November 13th, 1997
4:15pm
refreshments at 4:00pm
NE43 - 8th Floor Playroom
Currently, information on the Web can only be accessed by browsing, or by keyword search. Ideally, one would like to use information on the Web to answer complex queries---queries that require deduction to answer. One way of accomplishing this is to translate several information sources into a single common knowledge base, and then query that knowledge base. A number of "knowledge integration" systems that work like this have been built. However, they have had limited impact, because the initial translation step is quite expensive in terms of human effort.
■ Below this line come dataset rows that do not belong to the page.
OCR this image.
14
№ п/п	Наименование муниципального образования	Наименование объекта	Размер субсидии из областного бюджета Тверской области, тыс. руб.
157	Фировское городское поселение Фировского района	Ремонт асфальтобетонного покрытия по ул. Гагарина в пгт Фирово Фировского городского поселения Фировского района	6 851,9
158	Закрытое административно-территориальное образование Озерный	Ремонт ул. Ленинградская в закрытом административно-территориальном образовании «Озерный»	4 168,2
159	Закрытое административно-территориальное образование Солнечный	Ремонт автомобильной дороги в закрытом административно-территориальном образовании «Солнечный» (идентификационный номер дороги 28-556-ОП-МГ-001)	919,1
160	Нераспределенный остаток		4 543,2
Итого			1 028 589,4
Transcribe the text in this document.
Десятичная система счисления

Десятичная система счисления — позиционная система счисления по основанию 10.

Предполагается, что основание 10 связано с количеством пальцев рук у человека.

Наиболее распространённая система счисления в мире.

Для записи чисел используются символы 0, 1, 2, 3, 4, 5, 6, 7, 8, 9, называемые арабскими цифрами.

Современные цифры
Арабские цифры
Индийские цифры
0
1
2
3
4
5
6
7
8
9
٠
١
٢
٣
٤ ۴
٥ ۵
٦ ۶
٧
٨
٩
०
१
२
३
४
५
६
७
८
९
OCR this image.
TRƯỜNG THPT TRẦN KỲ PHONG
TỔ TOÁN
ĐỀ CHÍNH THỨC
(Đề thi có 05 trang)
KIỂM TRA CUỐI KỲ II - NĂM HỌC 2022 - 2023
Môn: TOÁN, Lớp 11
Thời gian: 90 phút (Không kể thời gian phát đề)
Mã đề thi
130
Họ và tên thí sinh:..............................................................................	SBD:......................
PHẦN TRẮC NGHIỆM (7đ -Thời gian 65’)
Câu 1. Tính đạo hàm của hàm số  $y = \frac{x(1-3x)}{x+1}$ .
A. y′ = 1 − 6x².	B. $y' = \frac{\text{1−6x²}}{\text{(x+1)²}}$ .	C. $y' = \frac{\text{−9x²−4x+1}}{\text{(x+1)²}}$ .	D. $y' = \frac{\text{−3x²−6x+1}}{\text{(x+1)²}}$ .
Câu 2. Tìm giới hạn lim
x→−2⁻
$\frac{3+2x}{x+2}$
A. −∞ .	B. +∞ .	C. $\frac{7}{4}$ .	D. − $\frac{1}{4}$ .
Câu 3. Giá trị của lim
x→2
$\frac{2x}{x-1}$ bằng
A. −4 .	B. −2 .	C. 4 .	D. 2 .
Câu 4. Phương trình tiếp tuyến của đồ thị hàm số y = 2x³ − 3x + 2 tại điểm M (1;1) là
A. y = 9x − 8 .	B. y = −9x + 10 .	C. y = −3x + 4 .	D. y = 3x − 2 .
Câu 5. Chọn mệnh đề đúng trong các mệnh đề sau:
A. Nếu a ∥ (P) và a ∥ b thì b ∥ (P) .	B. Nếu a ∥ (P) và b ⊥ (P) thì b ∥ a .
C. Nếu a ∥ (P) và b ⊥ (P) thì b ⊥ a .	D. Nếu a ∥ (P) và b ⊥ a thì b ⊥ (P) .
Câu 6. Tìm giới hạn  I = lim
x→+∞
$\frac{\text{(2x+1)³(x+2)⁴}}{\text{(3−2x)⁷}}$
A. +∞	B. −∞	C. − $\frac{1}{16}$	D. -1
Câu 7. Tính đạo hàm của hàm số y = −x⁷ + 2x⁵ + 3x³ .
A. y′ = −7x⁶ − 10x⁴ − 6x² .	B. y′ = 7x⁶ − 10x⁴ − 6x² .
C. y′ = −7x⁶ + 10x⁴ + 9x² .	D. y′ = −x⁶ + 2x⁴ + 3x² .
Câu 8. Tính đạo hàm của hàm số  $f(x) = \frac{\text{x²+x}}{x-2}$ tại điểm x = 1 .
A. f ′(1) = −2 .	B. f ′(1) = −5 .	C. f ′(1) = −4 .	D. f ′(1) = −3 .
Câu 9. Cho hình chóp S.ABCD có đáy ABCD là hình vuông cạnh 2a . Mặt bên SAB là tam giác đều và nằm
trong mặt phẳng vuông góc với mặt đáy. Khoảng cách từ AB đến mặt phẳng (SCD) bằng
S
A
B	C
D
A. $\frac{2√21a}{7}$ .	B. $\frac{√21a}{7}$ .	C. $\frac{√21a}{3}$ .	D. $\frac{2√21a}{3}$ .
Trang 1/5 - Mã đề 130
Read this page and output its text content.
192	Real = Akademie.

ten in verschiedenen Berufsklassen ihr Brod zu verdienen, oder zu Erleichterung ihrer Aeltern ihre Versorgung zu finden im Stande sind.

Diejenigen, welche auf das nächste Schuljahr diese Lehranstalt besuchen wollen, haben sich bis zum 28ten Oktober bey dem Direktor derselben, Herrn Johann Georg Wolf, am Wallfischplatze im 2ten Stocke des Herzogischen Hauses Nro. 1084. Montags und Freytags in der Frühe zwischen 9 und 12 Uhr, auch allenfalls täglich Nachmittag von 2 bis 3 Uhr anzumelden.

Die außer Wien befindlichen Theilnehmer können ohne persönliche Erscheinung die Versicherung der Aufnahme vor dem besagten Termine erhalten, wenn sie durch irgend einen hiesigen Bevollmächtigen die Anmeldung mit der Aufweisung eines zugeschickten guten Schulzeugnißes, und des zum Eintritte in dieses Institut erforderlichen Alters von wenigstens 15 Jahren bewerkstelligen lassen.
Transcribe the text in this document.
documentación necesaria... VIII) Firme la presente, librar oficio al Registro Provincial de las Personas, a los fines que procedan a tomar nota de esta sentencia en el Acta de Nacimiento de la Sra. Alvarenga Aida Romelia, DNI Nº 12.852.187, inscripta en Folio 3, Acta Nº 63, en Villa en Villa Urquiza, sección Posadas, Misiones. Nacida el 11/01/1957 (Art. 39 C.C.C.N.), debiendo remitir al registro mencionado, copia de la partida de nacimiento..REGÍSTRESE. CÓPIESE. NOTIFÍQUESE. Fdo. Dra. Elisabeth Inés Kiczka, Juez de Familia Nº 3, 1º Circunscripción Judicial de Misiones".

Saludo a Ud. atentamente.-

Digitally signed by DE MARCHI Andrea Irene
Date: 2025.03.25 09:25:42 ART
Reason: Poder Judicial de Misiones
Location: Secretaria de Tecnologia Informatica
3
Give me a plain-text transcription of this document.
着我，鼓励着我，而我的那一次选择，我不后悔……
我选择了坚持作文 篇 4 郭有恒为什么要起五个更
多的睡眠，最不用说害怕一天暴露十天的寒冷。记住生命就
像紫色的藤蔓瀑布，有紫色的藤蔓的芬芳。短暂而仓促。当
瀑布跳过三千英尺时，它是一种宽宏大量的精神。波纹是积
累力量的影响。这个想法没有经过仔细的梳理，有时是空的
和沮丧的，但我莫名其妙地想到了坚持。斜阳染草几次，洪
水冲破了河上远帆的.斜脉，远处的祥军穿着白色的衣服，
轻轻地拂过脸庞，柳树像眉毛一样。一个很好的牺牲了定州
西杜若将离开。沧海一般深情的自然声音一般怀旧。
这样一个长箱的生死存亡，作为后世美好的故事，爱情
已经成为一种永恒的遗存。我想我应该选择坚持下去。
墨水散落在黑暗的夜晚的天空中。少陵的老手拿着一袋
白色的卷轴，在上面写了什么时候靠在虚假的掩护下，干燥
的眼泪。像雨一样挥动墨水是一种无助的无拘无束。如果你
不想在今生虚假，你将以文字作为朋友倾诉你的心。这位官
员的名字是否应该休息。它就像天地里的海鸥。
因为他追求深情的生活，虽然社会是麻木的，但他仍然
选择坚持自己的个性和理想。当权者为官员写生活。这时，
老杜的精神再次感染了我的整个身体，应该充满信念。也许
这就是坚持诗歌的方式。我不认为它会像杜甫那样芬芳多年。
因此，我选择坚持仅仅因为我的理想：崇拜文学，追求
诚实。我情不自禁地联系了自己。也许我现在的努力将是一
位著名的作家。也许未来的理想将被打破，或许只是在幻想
In my talk I will propose a new way of representing knowledge that is midway between the representation used by a conventional database, and the representation used by a search engine. Specifically, I will propose representing information with a collection of documents organized into relations. I will then present a logic that uses this representation to efficiently approximate certain database operations by reasoning about the similarity of pairs of documents. (Similarity is measured using the vector space model, a metric widely used in statistical information retrieval.) I will argue that this scheme is much more appropriate for representing the sort of loosely coupled, heterogeneous information sources typically found on the Web. I will also argue that adopting this data model reduces the cost of knowledge integration by roughly an order of magnitude, thus making it possible to integrate significant numbers of sites into a single common knowledge base. Time and facilities allowing, I will demo my system on a couple of sample domains.